Matt’s Myriad of Beer Styles #9 – Stout

In the Summer 2016 edition of Ouse Boozer, we covered the dark delights of Porter. This time we are going to look at its older sibling, Stout.

The origins of the name are straightforward. In the 18th century, it was usual for the strongest beer brewed by a brewery to be called stout, therefore the higher gravity versions of porter – typically 7% or 8% ABV – were known as stout porters. This was eventually abbreviated to stout. So, stout actually refers to a beer’s strength, not its colour. Stouts can therefore be pale, although such beers are not very common.

Stout is most commonly associated with Ireland and the famous brands of Guinness, Beamish & Crawford and Murphy’s, following those brewers’ decisions to concentrate on the darker styles of ale. Indeed, it was stout that saw Guinness rise from being the largest brewer in the UK at the end of 19th century to the largest brewer in the world by the end of World War One.

As the development of the style was covered in edition #7, let’s have a look at some of the sub-styles of stout in this edition. Before the 1880s, beer was taxed on the amount of malt it contained, not its ABV. Guinness realised they would pay less tax if they used unmalted (and so untaxed!) roasted barley in their beer. The resulting roasted and bitter flavour was known as dry Irish stout, which is now famous throughout the world. A local(ish) example is Tapped Brew Co Stout (4%).

Milk stout became popular in the UK after World War One, declined towards the end of the 19th century, and is currently undergoing a resurgence. Sources suggest that a survey in the mid-1980s by What’s Brewing found only 29 UK and Channel Island breweries making stouts, most of which were milk stouts. This seems incredible these days, with most of Britain’s 1,700 brewers producing an example of stout or porter.

Also known as sweet stout, milk stout contains lactose, which is a sugar derived from milk. It was held in high regard and was even recommended to pregnant women for medicinal reasons, as my mother will confirm! Perhaps the most famous example of milk stout is Mackeson’s (2.8%). Local examples include Brew York Tonkoko (4.3%), which was brewed especially for this year’s York Beer & Cider Festival by some of our volunteers, and BAD Co. Dazed & Confused (5.5%).

Another reasonably well known type of stout is oatmeal stout. This beer contains an amount of oats, perhaps up to 30%, and is a concept that originated in medieval Europe. The oats produce a bitter taste in the beer. The Hop Studio’s Avenoir (6.5%), Samuel Smith’s Old Brewery Oatmeal Stout (5%) and Bad Seed Brewery’s Oatmeal Stout (4%) are examples I have sampled from breweries close to home.

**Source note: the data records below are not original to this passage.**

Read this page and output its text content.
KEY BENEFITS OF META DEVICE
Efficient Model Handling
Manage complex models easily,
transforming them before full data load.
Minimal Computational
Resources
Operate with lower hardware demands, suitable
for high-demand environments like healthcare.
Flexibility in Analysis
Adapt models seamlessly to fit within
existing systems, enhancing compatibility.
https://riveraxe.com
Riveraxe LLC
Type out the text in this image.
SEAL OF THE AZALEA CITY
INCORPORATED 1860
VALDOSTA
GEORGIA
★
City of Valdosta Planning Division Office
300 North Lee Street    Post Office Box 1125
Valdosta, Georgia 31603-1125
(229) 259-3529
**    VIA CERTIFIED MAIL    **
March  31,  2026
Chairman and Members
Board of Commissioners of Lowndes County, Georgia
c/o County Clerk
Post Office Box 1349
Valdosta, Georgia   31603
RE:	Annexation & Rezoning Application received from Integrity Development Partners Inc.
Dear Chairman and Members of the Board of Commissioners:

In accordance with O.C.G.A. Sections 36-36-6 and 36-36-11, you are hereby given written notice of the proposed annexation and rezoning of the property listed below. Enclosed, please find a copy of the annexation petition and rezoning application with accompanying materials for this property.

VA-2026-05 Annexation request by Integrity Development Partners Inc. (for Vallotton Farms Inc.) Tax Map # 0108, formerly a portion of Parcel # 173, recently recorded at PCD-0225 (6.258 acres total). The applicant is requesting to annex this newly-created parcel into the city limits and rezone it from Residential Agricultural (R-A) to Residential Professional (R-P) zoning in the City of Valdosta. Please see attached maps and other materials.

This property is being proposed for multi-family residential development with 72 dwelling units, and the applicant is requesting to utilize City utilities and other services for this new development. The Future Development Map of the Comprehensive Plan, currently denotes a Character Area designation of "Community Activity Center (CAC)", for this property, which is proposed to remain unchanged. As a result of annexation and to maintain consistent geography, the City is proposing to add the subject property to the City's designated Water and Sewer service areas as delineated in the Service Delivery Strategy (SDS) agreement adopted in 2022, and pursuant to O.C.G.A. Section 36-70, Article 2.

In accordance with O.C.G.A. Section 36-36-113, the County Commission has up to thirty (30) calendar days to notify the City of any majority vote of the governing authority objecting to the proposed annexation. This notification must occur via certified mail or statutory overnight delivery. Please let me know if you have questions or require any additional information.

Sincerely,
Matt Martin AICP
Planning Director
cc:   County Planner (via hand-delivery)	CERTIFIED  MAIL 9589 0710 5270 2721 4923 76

Chocolate stout, as the name suggests, is a stout with chocolate flavours, brought about by the use of dark malts, particularly chocolate malt. These malts are roasted until they turn a chocolate colour. Probably the most famous chocolate stout in Great Britain is Young’s Double Chocolate Stout (5.2%). A slightly obscure take on the style is oyster stout. In the 18th century, oysters were popular pub grub and began being used in brews in the 1930s. Modern versions tend to include a handful of oysters per brew, but some beers named oyster stout may actually only use the name as a suggestion of something to eat with the beer, not because they contain oysters! Misleading, or what!?

Now it’s the Big Daddy of stout – Imperial stout or Russian imperial stout. This has the strongest ABV of the family (usually around 9%) and was originally brewed for export to the court of Catherine II of Russia. One of my personal favourites is Acorn Gorlovka Imperial Stout (6%). Brass Castle Annexation (8.3%), York Imperium (7.4%) and Black Sheep Imperial Russian (8.5%) are others from our neck o’ the woods. I do like a stout and this has made me thirsty! Now where’s that Half Moon Robustus Lunam (5%)?